Ganjei-ye Bozorg (Persian: گنجه‌ئی, also known as Ganjei-ye Sariz and Ganjei-ye Seriz) is a village in Sarrud-e Shomali Rural District, in the Central District of Boyer-Ahmad County, Kohgiluyeh and Boyer-Ahmad Province, Iran. It is located approximately 10 kilometers from the city of Yasuj, on the slopes of the Dena Mountains.

== People ==
The inhabitants are ethnic Lurs and belong to the independent Ganjei tribe, which is considered one of the traditional clans of the Boyer-Ahmad confederation. They speak Luri with the distinct local Ganjei dialect.

== Tribe ==
The Ganjei tribe is one of the independent and long-established tribes within the Boyer-Ahmad region, with deep historical roots in this area.

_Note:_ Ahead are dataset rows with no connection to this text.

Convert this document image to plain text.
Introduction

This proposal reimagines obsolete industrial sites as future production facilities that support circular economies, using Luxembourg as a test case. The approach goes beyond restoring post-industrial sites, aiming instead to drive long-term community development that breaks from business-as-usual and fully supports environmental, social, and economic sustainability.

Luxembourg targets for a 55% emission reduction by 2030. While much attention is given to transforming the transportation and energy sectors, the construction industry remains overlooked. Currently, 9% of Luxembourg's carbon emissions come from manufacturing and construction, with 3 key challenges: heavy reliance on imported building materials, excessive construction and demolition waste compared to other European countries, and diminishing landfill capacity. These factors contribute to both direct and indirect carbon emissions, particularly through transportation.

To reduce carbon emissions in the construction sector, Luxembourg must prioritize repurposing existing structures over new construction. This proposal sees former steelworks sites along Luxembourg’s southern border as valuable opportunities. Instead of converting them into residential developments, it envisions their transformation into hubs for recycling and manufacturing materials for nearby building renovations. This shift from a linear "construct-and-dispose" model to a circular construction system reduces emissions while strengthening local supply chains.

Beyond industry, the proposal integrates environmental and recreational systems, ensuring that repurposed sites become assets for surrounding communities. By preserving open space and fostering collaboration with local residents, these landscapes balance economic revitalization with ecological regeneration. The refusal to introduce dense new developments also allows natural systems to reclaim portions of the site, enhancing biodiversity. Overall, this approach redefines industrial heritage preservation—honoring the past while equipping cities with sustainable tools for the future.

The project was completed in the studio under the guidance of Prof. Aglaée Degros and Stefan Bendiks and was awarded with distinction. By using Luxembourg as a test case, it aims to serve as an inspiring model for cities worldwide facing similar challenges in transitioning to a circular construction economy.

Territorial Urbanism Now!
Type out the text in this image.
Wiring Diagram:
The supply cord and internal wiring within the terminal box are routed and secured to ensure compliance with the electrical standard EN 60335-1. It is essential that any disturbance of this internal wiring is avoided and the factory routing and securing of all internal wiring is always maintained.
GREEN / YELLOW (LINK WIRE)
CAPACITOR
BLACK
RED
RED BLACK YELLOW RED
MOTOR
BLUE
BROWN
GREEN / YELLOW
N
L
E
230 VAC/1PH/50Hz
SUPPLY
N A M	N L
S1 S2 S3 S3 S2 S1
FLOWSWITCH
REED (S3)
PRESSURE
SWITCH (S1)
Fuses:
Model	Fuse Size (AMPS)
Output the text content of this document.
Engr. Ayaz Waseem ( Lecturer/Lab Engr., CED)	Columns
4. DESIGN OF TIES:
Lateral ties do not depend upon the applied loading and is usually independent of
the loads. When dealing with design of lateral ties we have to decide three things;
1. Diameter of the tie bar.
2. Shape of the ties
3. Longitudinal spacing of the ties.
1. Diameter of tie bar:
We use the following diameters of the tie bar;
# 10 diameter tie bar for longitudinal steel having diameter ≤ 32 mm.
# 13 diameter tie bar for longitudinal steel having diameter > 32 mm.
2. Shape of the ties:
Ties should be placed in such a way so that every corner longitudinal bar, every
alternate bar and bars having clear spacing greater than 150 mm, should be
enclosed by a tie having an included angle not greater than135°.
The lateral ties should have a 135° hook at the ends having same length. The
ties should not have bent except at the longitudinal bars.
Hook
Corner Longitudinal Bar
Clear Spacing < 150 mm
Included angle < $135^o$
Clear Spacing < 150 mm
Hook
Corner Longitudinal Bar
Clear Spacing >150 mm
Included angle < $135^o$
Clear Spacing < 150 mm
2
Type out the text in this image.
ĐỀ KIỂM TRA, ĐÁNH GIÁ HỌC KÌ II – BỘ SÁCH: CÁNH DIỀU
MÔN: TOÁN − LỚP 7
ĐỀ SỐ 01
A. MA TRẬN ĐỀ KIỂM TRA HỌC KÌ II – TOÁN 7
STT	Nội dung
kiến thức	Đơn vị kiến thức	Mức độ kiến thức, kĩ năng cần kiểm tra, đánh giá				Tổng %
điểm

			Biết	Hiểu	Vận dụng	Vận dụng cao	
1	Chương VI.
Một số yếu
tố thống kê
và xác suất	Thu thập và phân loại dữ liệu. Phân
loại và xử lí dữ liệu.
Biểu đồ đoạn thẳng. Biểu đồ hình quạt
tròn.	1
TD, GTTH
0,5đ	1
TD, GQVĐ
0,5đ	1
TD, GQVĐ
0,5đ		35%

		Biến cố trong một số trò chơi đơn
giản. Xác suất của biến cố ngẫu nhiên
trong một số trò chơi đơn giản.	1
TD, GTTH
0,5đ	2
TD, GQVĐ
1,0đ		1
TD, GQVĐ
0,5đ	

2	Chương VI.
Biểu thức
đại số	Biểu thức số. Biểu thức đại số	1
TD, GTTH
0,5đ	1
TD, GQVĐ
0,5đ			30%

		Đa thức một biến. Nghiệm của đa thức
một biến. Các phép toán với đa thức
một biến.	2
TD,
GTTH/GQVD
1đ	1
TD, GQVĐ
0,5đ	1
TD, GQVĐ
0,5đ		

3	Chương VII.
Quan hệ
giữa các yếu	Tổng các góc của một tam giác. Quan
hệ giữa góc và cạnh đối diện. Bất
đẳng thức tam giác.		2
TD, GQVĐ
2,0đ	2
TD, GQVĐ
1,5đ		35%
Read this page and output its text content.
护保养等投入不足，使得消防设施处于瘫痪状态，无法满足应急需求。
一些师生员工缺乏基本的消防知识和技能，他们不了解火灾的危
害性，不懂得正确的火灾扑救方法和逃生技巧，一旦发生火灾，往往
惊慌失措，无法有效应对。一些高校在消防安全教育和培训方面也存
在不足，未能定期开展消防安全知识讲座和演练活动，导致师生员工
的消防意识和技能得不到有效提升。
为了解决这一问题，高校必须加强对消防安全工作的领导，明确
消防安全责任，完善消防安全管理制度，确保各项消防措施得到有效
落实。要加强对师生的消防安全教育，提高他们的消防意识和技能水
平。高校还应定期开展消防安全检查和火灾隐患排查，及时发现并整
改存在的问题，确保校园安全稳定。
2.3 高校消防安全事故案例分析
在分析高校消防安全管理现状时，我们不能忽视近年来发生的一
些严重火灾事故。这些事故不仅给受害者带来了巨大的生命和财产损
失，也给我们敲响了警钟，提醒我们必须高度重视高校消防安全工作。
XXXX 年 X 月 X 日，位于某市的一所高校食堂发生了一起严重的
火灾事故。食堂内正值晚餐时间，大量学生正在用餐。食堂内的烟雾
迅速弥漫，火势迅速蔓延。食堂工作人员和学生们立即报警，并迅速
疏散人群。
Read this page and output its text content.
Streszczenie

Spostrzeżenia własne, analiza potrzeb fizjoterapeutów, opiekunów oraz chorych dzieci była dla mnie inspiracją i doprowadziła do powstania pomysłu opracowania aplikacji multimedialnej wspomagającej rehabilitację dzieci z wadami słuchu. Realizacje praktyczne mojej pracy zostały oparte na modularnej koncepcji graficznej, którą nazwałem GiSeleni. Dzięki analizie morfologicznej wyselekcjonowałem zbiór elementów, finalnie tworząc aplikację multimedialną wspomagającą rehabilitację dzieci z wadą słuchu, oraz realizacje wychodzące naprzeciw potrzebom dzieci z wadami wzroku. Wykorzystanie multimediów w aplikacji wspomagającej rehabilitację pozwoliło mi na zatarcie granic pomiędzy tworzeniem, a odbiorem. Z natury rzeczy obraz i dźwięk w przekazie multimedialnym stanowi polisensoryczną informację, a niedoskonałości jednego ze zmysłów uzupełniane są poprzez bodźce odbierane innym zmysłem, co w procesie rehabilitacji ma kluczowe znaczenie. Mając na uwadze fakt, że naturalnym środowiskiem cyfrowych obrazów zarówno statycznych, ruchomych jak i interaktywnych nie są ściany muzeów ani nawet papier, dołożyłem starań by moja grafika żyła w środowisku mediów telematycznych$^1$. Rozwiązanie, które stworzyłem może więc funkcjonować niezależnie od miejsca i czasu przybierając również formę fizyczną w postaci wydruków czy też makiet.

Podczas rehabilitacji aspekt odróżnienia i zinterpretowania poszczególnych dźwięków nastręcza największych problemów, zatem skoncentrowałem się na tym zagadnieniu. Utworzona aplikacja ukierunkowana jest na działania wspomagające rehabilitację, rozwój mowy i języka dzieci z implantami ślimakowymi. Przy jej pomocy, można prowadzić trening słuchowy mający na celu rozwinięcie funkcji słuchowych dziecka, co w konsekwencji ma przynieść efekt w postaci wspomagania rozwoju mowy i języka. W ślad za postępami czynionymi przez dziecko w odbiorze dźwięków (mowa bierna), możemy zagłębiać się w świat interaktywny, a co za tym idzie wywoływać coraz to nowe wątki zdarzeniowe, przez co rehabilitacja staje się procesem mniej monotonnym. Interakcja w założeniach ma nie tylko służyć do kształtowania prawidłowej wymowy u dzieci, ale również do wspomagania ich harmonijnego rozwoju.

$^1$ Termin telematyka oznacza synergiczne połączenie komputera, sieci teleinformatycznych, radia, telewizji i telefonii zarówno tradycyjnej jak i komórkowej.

== Geography and Climate ==
The village lies at an elevation of approximately 1,980 meters above sea level and experiences a cold mountainous climate. Summers are mild and winters are snowy. The area features oak, plane trees, hawthorn, and wild pistachio. Water resources include mountain springs and rivers originating from the Dena range.

== Social Structure ==
Historically, the village had a social structure divided into "Khajehs" (locally influential families) and "Rayats" (ordinary farmers and residents). This traditional hierarchy still subtly influences the community.

== Population ==
According to the 2021 Census of Iran, the village had a population of 1,819 people.

== Attractions ==
Tang-e Ganjei (Ganjei Gorge) is a well-known natural attraction near the village, located on the Yasuj–Sisakht road. It is a popular destination for nature lovers, with its dense trees, flowing springs, cold river, and scenic mountain views.